Этот жест и неожиданная нежность, прорвавшаяся в ее голосе, так поразили Сережу, что он, вышибленный разом из прежнего шутливого тона, уставился, не говоря ни слова, на ее покрасневшее и улыбающееся лицо, но она снова протянула руку и толкнула его подбородок — к окну, к окну!

Там, за окном, медленно обгоняя, прижимался почти вплотную пустой троллейбус, внутри него ребенок на коленях матери выпускал и снова втягивал ленту билетов из красной кассы. Двое подростков, сдвинув головы, читали один журнал. Опять блаженное ощущение минуты, минуты, отрезанной от предыдущих, захватило Сережу, второй раз за сегодняшний вечер, это было ему так внове, так удивительно — уплывающий троллейбус за окном, след ее пальцев на щеке, в своей руке ломота от чемодана, еще два-три простых ощущения, а где же остальное? Только что были какие-то вопросы, беспокойство, привычные хлопоты души по сочинению будущего и приукрашиванию прошлого, и вдруг соединявшее их «сейчас», эта ничтожная щелка, этот узенький Босфбрчик, годящийся лишь на то, чтобы попадать из одного в другое, вырос до таких размеров, заслонил прежние горизонты.
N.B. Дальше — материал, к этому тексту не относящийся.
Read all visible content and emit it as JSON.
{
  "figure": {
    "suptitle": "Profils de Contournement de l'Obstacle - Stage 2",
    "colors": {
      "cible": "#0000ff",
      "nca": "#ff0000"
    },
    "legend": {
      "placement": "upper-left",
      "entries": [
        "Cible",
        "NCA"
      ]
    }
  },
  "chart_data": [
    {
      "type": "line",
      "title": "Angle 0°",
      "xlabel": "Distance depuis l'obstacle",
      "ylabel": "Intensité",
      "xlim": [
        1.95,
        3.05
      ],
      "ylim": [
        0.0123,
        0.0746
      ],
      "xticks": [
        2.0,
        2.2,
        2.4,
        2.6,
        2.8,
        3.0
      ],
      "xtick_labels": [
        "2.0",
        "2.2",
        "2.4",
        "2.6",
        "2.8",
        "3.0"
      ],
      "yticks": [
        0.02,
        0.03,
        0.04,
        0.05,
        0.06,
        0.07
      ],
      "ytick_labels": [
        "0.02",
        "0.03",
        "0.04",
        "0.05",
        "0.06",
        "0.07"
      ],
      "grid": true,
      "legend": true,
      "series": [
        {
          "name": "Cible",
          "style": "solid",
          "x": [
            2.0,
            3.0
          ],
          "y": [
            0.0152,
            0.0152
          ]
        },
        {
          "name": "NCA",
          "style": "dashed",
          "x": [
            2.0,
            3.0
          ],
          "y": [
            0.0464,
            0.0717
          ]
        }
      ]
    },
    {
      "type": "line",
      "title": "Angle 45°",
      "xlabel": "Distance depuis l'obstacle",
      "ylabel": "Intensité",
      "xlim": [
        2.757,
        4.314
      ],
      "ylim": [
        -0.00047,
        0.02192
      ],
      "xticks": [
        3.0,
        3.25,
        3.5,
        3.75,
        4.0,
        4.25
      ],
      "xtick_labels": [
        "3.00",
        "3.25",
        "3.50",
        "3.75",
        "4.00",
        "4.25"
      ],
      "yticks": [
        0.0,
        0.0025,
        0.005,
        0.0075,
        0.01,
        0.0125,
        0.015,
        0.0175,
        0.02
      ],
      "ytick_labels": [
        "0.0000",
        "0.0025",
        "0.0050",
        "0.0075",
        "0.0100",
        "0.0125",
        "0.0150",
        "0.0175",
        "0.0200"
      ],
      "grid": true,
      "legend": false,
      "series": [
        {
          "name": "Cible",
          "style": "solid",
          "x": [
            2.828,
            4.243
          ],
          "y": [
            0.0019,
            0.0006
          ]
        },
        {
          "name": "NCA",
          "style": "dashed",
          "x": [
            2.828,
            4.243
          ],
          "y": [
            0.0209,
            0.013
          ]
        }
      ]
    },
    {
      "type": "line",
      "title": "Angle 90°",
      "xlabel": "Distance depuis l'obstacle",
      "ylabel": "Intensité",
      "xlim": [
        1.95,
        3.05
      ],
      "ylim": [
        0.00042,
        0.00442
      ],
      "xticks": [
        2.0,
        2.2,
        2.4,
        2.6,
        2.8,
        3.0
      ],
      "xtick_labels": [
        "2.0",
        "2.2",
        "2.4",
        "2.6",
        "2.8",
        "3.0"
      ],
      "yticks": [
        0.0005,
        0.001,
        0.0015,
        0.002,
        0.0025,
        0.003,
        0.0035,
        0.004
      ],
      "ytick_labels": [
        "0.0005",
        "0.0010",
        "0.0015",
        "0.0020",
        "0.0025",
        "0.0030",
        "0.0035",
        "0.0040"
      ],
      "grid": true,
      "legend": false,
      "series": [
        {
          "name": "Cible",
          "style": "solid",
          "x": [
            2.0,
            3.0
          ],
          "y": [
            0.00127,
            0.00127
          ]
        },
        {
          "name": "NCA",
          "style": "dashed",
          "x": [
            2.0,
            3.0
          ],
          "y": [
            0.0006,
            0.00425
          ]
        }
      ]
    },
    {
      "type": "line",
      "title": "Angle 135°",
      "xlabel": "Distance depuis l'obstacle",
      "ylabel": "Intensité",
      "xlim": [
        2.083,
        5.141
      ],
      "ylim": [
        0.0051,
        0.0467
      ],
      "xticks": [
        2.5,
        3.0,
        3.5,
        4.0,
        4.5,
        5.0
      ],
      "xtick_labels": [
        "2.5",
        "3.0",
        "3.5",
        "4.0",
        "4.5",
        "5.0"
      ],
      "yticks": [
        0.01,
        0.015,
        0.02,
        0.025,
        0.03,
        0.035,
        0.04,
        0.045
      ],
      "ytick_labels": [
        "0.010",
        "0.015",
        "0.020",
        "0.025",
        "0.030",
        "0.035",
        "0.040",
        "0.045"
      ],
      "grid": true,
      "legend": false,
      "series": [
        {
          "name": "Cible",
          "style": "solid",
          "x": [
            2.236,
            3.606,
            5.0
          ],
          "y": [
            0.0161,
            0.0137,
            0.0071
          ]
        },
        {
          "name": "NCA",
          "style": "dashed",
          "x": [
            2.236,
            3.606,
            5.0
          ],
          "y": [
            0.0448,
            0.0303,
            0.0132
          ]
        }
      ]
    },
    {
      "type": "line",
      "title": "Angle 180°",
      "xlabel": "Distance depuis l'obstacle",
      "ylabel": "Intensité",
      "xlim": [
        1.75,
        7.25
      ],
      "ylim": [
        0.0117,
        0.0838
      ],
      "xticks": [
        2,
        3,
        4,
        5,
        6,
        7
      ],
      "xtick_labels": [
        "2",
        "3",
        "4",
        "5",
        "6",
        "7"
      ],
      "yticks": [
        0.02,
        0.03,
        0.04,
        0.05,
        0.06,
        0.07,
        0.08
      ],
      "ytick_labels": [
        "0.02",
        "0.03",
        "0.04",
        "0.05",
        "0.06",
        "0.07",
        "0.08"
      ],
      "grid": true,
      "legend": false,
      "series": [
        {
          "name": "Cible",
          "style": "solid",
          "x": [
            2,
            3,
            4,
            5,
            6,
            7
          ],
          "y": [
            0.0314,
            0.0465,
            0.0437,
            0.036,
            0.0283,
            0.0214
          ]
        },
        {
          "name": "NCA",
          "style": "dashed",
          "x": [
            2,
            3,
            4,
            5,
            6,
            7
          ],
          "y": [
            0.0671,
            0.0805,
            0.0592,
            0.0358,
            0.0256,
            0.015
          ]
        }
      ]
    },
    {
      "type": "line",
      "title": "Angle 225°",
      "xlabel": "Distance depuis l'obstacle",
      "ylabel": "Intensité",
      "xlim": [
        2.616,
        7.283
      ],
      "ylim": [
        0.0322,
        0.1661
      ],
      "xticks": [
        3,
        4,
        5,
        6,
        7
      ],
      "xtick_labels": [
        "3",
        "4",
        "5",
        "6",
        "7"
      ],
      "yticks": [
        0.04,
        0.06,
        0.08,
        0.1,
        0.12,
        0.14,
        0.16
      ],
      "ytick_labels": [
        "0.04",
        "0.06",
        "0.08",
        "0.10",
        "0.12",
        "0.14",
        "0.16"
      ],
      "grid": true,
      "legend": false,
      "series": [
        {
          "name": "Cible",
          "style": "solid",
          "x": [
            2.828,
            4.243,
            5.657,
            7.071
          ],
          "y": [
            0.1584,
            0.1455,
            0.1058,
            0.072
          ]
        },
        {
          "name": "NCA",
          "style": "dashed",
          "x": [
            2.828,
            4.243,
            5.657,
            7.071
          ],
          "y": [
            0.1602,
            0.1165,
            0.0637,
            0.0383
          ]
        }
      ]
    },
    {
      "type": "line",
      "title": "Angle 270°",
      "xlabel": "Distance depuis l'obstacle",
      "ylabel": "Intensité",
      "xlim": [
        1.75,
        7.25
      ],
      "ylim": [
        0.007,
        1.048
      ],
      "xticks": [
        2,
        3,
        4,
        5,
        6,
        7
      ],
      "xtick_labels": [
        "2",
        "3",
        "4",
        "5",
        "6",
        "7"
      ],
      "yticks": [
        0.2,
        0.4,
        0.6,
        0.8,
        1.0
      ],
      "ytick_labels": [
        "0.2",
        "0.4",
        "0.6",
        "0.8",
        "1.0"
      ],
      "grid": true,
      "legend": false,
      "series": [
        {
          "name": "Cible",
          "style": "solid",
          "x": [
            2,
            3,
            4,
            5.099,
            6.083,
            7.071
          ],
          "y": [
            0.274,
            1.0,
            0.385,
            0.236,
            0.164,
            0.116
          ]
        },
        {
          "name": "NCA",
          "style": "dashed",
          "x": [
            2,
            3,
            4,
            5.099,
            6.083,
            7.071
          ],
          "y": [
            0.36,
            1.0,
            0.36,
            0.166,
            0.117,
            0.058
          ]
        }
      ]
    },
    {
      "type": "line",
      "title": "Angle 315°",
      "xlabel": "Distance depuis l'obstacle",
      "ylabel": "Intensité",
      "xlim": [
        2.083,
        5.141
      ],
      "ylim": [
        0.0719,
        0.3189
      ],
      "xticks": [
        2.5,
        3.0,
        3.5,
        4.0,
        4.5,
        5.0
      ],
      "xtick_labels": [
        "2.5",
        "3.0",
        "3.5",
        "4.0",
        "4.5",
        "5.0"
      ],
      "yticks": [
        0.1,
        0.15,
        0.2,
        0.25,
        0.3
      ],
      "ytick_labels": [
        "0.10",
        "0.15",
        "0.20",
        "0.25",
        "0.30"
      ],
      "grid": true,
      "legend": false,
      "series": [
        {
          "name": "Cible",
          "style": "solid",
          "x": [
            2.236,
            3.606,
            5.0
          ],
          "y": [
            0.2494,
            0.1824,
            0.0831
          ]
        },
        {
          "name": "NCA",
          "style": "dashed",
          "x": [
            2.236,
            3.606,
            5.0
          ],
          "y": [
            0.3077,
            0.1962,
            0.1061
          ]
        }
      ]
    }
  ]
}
Лариса Петровна молчала, ему тоже не говорилось. Хотелось продлить это незнакомое ощущение подольше, примериться к нему, как к новому жилью. Он все, конечно, понимал, четко различал трамвайные звуки, визг колеса на повороте, шипение дверей, он видел ясно (не ослеп же!), что вместо троллейбуса сбоку пристроился уже самосвал с углем, а потом другой самосвал, с битым щебнем, но, исчезнув, все эти ощущения не оставляли по себе никакого следа в памяти. Он также смутно помнил, что они еще раз выходили из трамвая и что в последнем месте им, кажется, ничего не дали, но где это было, что за дом или фабрика, он тут же и с удовольствием позабыл. Вот, наконец, и их Дом культуры, широкая дверь, вахтер-контролер, вестибюль, плакаты на стенах — разрезанные вагоны и в каждом черный человечек сидит для масштаба, вот лестница, портреты, пальмы, их танцкласс, вот довольный Салевич идет им навстречу…

И тут все кончается.

Прыгают на место прошлое и будущее, вопросы и беспокойство, и мерзкий самообращенный взгляд ухмыляется на очередные гадости — как пыжится изо всех сил, изображает стройность под тяжелым чемоданом, как дышит с нарочитой ровностью, как губы кривятся многозначительно, все-знайски. Он пытается еще отмахнуться, ищет глазами Ларису Петровну, но нет… Вот она рядом стоит, а уже не с ним, уже со всеми — для всех говорит, для всех волосы расчесывает, перебрасывает их, как положено, на одну сторону, и не спрятаться ему за нее, не вернуть то, что было. Снова он один, снова с самим собой, с постылым.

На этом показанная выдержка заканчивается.